If you want to put it that way, nothing conceptually interesting is going on in any neural network paper—we already know they’re universal.
My problem is the details: I visualize neural networks as like pachinko machines or Galton’s quincunx—you drop a bunch of bits (many balls) into the top (bottom) layer of neurons (pins) and they cascade down to the bottom based on the activation functions (spacing of pins & how many balls hit a pin simultaneously), and at the bottom (top) is emitted a final smaller output (1 ball somewhere). I don’t get the details of what it means to add a memory to this many-to-one function.

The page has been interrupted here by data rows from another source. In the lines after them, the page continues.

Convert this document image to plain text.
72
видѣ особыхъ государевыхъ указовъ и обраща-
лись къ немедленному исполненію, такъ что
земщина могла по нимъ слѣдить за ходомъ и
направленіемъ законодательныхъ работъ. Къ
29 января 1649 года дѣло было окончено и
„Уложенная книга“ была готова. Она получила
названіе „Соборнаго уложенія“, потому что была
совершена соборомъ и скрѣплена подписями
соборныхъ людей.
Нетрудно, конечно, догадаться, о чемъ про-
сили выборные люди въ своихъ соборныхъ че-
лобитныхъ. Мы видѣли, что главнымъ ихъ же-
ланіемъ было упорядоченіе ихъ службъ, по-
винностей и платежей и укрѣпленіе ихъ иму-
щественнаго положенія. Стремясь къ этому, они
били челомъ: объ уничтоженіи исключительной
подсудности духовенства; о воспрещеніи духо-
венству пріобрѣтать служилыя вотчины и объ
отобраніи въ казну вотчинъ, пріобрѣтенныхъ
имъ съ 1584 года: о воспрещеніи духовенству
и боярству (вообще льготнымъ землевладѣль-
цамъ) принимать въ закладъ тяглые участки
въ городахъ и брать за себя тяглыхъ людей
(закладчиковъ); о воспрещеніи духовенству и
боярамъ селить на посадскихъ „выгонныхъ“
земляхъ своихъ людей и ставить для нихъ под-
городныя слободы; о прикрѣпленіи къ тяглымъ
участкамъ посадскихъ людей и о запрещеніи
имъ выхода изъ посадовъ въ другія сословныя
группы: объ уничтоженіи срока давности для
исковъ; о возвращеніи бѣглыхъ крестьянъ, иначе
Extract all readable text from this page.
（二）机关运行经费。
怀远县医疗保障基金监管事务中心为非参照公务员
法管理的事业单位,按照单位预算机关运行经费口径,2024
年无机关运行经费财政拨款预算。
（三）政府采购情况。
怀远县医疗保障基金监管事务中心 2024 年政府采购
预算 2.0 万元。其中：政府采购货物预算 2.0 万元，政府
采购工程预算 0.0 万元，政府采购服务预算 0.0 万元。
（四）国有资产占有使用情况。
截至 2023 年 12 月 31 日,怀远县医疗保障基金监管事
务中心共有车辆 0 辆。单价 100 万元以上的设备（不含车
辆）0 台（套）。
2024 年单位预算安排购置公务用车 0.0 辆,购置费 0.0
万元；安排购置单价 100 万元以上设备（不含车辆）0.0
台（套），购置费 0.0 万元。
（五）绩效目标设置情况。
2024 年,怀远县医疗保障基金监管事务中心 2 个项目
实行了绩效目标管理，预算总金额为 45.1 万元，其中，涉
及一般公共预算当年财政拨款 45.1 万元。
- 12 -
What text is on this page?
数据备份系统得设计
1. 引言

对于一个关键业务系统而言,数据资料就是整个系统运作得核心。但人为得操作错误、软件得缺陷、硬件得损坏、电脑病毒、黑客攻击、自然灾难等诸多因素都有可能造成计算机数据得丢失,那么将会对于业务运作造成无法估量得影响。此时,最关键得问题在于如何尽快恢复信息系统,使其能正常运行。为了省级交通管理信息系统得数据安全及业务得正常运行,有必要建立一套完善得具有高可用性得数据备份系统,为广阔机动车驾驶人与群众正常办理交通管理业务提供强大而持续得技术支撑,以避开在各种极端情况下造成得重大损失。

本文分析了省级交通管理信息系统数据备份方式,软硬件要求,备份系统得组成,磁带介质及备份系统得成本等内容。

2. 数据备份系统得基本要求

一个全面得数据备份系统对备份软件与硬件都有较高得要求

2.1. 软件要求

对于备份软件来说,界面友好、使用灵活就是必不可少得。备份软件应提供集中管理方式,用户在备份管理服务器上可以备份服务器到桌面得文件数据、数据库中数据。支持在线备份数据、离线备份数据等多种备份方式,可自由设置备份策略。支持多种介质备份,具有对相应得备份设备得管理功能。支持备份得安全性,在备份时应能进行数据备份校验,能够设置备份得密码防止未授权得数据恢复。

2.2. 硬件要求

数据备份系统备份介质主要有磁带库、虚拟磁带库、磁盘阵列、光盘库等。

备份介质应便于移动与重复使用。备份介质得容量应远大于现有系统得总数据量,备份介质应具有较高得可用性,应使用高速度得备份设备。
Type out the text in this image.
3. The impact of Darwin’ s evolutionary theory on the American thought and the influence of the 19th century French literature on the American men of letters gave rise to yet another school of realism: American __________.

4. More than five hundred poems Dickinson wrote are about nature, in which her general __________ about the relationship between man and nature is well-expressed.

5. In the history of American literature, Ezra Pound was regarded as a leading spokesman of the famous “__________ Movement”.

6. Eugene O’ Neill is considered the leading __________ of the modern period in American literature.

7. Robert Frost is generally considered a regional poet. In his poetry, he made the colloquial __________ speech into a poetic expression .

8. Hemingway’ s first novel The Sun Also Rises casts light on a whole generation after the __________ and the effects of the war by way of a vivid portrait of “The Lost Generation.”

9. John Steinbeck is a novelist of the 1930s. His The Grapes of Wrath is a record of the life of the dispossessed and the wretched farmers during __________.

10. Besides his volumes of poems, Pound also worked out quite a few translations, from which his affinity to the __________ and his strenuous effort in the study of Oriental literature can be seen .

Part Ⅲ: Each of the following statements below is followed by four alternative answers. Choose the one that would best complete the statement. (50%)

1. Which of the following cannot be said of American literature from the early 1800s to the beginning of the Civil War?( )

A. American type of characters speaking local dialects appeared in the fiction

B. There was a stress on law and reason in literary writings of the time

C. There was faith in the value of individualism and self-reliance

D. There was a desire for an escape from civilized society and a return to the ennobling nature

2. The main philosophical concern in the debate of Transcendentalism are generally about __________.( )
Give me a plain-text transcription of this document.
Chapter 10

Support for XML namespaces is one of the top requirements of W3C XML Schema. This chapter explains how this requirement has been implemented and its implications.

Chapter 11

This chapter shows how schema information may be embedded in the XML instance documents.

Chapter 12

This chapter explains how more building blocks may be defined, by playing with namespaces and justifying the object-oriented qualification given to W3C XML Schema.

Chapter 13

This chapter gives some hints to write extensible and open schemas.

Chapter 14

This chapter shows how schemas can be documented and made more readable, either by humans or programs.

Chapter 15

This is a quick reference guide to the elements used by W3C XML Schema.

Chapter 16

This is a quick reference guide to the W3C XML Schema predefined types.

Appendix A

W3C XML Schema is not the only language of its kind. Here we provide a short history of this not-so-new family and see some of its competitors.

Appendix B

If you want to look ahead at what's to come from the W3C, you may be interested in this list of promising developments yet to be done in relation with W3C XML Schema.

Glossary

Recurrent Neural Networks feed their outputs back into their inputs, and run continuously. Instead of visualizing a river flowing directly downstream, visualize a river with a little cove off to one side, where vortices swirl around.
I think another way to look at neural networks is they are nested non-linear regression models.
I am probably in the minority here, but I don’t think the stuff in the OP is that interesting.
The same way you add memory to many-to-one boolean functions: feedback loops.
As is everything else which can actually be built.